In the days after the debut, the rally continued. TechCrunch’s post-IPO wrap described how the offering ultimately “grew to $85.7 billion raised” as the greenshoe was exercised and shares climbed further, while the Financial Times reported a second day of gains with the stock up another 10%.
Supporters frame the listing as a triumph of American capitalism and engineering. One TechCrunch package highlighted that 4,400 SpaceX employees could become millionaires through their equity, a point amplified in a viral X post declaring the IPO would “create 4,400 new Millionaires, from engineers to Cafeteria workers. God bless Capitalism.”

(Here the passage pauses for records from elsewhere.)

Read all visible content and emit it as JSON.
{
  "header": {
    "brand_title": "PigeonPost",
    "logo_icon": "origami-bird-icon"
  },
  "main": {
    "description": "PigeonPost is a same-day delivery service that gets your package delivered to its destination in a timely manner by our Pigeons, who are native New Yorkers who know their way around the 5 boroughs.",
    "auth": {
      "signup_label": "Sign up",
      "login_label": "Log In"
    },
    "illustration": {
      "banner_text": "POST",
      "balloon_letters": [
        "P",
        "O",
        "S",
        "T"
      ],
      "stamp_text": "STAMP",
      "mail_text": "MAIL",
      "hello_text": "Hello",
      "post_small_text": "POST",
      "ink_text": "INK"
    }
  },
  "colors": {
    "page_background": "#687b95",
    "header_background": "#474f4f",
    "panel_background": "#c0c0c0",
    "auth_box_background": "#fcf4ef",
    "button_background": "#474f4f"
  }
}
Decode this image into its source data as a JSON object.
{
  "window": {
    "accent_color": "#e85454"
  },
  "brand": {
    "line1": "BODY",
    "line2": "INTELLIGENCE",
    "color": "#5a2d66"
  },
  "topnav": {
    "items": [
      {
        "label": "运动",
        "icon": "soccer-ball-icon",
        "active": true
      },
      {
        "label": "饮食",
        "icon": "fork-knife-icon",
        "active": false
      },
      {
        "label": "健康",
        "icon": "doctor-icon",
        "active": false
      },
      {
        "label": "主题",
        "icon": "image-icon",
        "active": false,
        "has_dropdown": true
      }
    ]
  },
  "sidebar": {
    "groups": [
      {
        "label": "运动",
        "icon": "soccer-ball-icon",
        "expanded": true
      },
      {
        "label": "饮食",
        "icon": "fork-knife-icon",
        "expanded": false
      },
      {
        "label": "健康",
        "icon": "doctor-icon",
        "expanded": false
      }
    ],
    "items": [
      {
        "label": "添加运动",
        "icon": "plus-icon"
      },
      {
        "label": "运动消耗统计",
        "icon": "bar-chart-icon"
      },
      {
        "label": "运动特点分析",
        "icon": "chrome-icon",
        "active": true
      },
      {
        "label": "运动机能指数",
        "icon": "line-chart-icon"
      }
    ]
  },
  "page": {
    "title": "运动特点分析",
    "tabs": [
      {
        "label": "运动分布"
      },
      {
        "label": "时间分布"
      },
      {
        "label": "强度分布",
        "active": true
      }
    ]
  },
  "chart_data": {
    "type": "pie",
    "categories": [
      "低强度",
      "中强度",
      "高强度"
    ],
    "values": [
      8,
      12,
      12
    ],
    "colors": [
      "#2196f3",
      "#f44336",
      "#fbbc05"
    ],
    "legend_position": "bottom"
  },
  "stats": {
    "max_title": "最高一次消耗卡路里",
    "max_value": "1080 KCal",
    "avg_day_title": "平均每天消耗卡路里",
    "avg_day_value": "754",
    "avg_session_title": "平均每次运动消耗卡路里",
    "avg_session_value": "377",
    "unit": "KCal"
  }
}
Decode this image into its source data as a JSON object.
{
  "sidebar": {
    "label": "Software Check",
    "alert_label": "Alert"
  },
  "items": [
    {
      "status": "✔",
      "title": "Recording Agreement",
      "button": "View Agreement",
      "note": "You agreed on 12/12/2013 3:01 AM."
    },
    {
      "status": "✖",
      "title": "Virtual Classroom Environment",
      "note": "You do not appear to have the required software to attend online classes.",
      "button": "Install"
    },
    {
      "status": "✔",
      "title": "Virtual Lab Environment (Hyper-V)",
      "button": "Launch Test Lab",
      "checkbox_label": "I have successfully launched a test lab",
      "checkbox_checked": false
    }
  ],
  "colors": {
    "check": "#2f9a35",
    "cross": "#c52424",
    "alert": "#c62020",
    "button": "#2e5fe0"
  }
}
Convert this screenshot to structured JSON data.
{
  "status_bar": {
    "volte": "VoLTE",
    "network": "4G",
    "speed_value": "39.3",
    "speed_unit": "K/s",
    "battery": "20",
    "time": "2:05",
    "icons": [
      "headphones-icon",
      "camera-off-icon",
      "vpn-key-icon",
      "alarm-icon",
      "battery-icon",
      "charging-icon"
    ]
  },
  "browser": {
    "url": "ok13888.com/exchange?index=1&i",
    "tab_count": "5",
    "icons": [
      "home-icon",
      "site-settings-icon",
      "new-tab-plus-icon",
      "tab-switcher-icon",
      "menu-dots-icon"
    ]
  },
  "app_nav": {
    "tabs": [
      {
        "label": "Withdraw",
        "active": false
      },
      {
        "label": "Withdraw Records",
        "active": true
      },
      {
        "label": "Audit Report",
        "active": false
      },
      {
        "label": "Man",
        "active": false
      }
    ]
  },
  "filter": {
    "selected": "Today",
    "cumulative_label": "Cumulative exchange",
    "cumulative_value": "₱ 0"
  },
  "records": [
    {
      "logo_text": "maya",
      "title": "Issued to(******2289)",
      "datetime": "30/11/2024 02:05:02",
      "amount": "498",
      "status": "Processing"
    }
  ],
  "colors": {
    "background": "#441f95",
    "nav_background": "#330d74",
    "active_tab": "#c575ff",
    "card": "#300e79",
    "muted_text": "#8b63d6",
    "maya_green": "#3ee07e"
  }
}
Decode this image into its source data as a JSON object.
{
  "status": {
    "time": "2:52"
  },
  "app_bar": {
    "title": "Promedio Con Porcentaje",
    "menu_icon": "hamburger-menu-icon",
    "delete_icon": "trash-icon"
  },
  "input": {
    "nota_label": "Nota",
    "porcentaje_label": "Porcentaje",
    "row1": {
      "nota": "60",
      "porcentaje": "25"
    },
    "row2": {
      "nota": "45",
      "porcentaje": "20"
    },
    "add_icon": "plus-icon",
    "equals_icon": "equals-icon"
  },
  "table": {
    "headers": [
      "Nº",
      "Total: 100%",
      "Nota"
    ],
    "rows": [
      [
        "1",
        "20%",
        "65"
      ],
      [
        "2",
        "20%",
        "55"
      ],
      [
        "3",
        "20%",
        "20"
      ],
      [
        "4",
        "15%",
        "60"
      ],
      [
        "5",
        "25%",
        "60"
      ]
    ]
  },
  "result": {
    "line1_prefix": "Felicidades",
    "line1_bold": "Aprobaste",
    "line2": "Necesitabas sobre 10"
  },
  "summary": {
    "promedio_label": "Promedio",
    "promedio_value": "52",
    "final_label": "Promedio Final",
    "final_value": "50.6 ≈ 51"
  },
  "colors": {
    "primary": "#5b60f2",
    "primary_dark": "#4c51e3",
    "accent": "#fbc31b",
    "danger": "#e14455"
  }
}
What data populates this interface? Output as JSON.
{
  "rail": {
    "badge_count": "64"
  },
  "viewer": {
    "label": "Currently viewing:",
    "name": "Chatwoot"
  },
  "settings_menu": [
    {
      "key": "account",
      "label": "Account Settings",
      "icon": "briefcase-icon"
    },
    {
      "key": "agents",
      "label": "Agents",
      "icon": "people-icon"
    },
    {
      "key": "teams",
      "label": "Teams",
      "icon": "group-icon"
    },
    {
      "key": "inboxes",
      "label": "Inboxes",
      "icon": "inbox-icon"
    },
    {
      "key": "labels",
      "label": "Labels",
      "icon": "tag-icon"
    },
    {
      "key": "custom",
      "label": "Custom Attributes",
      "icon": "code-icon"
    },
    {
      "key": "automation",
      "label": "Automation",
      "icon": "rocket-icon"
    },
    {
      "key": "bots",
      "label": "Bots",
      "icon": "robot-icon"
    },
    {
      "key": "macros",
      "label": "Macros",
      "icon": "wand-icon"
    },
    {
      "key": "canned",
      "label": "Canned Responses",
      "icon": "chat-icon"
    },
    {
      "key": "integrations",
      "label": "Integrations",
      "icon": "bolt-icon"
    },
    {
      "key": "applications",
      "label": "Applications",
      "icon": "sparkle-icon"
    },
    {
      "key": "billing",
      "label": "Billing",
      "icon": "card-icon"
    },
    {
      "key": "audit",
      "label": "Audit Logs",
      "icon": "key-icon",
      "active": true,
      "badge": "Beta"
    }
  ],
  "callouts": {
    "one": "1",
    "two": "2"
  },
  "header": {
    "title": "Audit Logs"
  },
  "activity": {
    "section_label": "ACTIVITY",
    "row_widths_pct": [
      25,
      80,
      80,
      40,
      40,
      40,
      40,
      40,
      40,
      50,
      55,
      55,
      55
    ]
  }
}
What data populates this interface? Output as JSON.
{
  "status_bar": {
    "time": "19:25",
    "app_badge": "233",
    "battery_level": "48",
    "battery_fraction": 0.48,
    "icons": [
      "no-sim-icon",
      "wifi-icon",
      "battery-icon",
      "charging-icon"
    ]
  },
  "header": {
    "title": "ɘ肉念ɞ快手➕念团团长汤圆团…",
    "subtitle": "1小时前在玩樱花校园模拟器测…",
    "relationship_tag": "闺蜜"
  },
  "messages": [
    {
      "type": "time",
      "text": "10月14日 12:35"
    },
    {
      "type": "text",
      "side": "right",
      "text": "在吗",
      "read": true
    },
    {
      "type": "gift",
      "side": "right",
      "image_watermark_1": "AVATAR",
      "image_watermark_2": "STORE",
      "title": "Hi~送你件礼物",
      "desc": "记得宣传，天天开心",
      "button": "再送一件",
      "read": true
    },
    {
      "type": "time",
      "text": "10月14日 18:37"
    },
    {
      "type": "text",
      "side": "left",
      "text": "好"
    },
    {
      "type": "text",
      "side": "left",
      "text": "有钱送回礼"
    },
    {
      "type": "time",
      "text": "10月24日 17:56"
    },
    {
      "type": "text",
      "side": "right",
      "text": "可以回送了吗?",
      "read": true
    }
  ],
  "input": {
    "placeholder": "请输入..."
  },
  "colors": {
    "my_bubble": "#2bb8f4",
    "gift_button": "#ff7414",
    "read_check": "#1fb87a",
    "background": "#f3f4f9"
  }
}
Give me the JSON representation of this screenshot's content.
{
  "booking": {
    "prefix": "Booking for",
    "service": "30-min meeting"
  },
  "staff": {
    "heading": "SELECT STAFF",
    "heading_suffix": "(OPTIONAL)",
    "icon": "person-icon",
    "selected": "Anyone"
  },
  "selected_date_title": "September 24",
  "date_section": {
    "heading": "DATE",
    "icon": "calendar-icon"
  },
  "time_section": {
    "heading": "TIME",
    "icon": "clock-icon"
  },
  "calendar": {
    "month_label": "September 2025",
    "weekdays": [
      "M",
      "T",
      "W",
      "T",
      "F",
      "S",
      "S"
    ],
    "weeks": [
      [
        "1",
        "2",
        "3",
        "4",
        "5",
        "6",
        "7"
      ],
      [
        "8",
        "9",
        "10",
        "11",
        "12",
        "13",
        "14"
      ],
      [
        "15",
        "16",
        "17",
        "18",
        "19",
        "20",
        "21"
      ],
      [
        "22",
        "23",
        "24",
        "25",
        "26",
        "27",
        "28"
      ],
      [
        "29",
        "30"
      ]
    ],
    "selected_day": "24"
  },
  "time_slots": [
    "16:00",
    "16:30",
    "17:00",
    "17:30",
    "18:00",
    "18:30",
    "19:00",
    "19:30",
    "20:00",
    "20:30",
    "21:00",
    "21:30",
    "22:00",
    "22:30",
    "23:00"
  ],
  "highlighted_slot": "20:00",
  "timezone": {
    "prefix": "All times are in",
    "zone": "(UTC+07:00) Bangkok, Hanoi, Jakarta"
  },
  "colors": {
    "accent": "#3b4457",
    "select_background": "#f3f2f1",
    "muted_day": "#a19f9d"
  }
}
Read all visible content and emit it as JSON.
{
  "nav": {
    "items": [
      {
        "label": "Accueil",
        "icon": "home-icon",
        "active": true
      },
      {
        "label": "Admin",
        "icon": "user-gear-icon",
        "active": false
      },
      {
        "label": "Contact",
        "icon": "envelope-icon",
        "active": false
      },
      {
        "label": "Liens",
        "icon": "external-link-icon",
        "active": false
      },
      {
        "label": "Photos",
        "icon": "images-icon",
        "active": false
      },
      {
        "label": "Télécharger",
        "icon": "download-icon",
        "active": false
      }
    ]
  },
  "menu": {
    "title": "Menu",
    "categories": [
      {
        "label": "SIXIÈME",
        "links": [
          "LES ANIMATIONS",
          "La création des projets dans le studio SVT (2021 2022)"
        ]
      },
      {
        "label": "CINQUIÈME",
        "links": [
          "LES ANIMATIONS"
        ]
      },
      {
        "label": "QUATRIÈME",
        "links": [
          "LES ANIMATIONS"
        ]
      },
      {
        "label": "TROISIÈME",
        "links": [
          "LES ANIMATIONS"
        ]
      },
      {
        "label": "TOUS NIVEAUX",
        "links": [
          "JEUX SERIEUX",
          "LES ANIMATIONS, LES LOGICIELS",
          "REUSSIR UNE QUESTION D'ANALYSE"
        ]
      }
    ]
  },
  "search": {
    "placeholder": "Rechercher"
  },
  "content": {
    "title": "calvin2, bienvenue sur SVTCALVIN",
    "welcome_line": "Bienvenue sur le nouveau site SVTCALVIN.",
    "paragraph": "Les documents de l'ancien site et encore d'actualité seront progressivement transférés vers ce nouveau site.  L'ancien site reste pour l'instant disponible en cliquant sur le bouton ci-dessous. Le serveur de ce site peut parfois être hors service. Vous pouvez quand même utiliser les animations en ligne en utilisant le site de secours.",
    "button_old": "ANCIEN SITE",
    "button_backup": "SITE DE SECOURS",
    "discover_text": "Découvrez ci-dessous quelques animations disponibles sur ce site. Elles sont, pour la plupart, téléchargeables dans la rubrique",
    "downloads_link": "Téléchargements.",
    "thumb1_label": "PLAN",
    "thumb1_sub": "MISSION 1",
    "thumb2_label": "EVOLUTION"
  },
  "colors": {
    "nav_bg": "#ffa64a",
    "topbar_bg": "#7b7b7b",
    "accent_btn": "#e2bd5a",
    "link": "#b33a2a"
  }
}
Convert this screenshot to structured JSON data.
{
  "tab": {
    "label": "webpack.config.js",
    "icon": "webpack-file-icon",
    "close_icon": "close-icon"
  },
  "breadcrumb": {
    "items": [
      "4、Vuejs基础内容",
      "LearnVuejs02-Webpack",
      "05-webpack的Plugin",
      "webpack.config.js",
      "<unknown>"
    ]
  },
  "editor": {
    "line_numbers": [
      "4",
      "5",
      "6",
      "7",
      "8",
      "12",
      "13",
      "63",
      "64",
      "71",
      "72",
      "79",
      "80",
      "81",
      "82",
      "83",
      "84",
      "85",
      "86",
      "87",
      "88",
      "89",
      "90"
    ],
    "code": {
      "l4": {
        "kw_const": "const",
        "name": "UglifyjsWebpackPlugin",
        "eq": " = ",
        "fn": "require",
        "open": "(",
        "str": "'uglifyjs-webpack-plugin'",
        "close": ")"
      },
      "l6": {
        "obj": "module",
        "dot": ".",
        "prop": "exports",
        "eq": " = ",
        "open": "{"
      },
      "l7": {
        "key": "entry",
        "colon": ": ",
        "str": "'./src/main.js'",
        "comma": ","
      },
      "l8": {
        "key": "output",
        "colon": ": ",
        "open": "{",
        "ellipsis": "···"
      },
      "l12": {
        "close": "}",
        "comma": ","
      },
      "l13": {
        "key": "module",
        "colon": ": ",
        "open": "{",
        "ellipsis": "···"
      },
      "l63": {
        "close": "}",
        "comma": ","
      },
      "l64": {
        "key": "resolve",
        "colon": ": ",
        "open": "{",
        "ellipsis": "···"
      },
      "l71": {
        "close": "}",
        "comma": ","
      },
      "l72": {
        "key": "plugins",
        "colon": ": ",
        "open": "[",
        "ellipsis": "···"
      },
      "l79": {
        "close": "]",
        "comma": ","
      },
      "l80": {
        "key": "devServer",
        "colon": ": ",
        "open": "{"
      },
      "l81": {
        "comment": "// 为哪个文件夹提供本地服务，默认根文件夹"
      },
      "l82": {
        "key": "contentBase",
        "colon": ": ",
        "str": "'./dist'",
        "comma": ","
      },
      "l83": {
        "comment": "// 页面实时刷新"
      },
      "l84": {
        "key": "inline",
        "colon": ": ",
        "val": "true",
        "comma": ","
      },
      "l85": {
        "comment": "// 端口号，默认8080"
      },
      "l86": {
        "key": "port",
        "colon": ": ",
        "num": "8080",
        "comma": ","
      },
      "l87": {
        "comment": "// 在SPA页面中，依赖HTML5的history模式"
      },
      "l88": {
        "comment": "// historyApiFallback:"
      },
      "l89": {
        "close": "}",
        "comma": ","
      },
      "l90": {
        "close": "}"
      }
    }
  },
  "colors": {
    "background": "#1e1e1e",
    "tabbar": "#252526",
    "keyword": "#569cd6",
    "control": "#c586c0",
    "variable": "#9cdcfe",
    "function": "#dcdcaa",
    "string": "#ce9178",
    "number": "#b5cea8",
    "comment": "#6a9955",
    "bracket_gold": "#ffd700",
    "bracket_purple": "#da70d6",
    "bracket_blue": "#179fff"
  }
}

Skeptics, however, worry about the risks of such concentrated wealth and control. TechCrunch noted that Musk now holds around 85% of SpaceX’s voting power and has structured the company to severely limit legal challenges, even as SpaceX has cumulatively lost tens of billions of dollars pursuing its rocket, satellite and AI ambitions. The Verge underscored that Musk’s paper wealth now exceeds the GDP of most countries, “largely based on the promise” of orbital AI data centers and other still-unproven ventures.
As trading in SPCX continues, the split between celebration and concern captures the core tension of the SpaceX IPO: investors are betting that a single company — and a single founder — can deliver on perhaps the most ambitious technological roadmap ever financed in public markets.